Retail

Pick n Pay CEO’s warning for South African retailers

South African retailers are opening too many new stores, putting their financial viability at risk, according to Pick n Pay CEO Sean Summers.

The top five retailers in Africa’s most industrialised economy opened more than 700 stores last year, according to company filings. They have set up 230 already this year.  

“South Africa is about to equal, or squeak past, the US on the square meter per capita of retail,” Summers said in an interview after unveiling the company’s earnings.

“If you’ve got retailers who are prepared to just open stores at any cost, then a shopping centre works. But I would question the medium-to-long-term wisdom of the strategy,” he said.

The National Treasury last week lowered its economic growth forecast over the next three years to an average of 1.6% from 1.8% previously for the continent’s biggest economy, partly due to the trade turmoil unleashed by US President Donald Trump.

“Sales densities in South Africa must be much lower than in the US because obviously per capita spending in South Africa is well below the US,” said Charles Allen, a London-based analyst at Bloomberg Intelligence.

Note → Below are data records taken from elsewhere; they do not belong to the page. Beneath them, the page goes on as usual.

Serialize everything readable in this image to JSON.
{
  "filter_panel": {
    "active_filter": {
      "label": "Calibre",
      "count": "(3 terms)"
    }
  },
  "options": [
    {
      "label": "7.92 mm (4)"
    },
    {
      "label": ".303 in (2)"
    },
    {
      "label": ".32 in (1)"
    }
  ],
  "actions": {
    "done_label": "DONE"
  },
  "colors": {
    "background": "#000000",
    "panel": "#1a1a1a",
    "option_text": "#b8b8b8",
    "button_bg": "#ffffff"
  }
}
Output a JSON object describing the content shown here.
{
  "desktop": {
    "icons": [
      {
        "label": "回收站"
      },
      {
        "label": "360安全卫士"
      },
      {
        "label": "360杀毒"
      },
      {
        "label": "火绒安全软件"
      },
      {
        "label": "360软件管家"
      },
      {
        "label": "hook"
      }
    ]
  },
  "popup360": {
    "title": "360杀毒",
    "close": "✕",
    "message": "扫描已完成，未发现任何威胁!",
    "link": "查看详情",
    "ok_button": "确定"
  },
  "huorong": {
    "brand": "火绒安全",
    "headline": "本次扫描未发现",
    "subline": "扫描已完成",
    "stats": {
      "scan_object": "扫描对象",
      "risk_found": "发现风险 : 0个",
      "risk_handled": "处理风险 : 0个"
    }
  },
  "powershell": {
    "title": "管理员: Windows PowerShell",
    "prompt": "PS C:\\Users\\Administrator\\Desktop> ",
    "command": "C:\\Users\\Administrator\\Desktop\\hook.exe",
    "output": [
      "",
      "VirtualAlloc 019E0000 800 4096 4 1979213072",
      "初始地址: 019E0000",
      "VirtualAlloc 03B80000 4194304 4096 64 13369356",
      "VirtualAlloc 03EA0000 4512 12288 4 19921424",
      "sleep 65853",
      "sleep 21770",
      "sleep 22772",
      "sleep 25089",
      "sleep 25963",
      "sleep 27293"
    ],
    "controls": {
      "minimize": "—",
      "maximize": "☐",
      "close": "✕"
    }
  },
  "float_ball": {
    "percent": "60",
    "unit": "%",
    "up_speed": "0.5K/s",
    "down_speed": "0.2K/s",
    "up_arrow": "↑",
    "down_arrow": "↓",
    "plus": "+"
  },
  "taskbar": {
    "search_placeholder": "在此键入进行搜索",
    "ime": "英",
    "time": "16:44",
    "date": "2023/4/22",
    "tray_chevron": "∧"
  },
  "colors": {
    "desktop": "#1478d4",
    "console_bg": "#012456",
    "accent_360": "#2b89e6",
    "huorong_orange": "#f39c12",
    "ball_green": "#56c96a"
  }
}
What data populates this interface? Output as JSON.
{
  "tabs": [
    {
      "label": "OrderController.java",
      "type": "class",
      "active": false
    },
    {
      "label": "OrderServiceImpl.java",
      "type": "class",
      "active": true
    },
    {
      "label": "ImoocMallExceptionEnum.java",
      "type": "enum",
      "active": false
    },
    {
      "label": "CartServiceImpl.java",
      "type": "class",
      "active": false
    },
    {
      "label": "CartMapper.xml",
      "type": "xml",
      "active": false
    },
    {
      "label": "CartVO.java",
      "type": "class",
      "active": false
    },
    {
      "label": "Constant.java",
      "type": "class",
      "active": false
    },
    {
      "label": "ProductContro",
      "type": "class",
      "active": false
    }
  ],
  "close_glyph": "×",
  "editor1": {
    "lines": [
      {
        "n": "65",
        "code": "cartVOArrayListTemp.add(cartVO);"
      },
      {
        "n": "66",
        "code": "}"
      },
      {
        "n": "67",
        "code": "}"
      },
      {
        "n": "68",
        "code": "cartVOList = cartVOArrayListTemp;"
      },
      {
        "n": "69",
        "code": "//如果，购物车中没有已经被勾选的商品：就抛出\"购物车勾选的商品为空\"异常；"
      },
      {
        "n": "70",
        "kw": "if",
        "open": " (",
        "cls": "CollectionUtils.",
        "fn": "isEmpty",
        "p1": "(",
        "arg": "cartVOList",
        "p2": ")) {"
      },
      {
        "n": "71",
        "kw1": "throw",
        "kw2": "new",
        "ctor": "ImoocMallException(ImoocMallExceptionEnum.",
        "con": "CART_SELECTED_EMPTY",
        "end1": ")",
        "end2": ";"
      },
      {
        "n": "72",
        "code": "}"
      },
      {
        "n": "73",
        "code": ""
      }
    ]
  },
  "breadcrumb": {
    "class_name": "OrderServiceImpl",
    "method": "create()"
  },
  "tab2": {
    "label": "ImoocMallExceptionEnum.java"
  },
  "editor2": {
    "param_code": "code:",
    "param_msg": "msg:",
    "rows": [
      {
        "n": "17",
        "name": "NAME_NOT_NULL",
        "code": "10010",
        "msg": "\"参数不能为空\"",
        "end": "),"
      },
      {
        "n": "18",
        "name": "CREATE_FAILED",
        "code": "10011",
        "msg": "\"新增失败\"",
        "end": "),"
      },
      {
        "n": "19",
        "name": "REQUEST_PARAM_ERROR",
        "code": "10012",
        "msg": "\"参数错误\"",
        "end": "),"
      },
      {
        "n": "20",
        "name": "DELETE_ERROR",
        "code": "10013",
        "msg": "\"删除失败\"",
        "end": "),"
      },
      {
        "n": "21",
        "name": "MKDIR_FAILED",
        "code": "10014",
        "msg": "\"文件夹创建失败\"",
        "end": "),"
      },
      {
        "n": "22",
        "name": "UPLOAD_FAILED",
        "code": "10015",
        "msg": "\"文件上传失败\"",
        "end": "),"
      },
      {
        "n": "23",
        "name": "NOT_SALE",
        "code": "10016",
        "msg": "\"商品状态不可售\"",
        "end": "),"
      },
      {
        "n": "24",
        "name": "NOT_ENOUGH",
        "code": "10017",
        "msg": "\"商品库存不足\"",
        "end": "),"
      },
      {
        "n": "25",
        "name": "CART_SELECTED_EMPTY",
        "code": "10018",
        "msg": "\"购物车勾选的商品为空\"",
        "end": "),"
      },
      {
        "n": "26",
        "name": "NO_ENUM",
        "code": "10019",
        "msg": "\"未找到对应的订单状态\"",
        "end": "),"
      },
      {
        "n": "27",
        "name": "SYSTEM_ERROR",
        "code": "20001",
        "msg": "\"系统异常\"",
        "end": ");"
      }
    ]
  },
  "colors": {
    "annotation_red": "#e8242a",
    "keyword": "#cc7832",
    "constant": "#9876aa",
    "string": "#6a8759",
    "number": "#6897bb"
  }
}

“It does make you wonder how people eventually are going to justify the return on the investment.”

Pick n Pay, which just completed the first year of its multi-year recovery plan, is also trying to grow its business by targeting the lower-income market.

The grocer has closed numerous outlets where there was no prospect of them returning to profitability, even as competitors such as Shoprite Holdings Ltd. sustain the pace of new store openings.

While annual sales at Pick n Pay’s discount Boxer outlets rose 13%, revenue for its core Pick n Pay South Africa segment, which accounts for about two-thirds of group sales, increased only 1.9%, the company reported earlier Monday.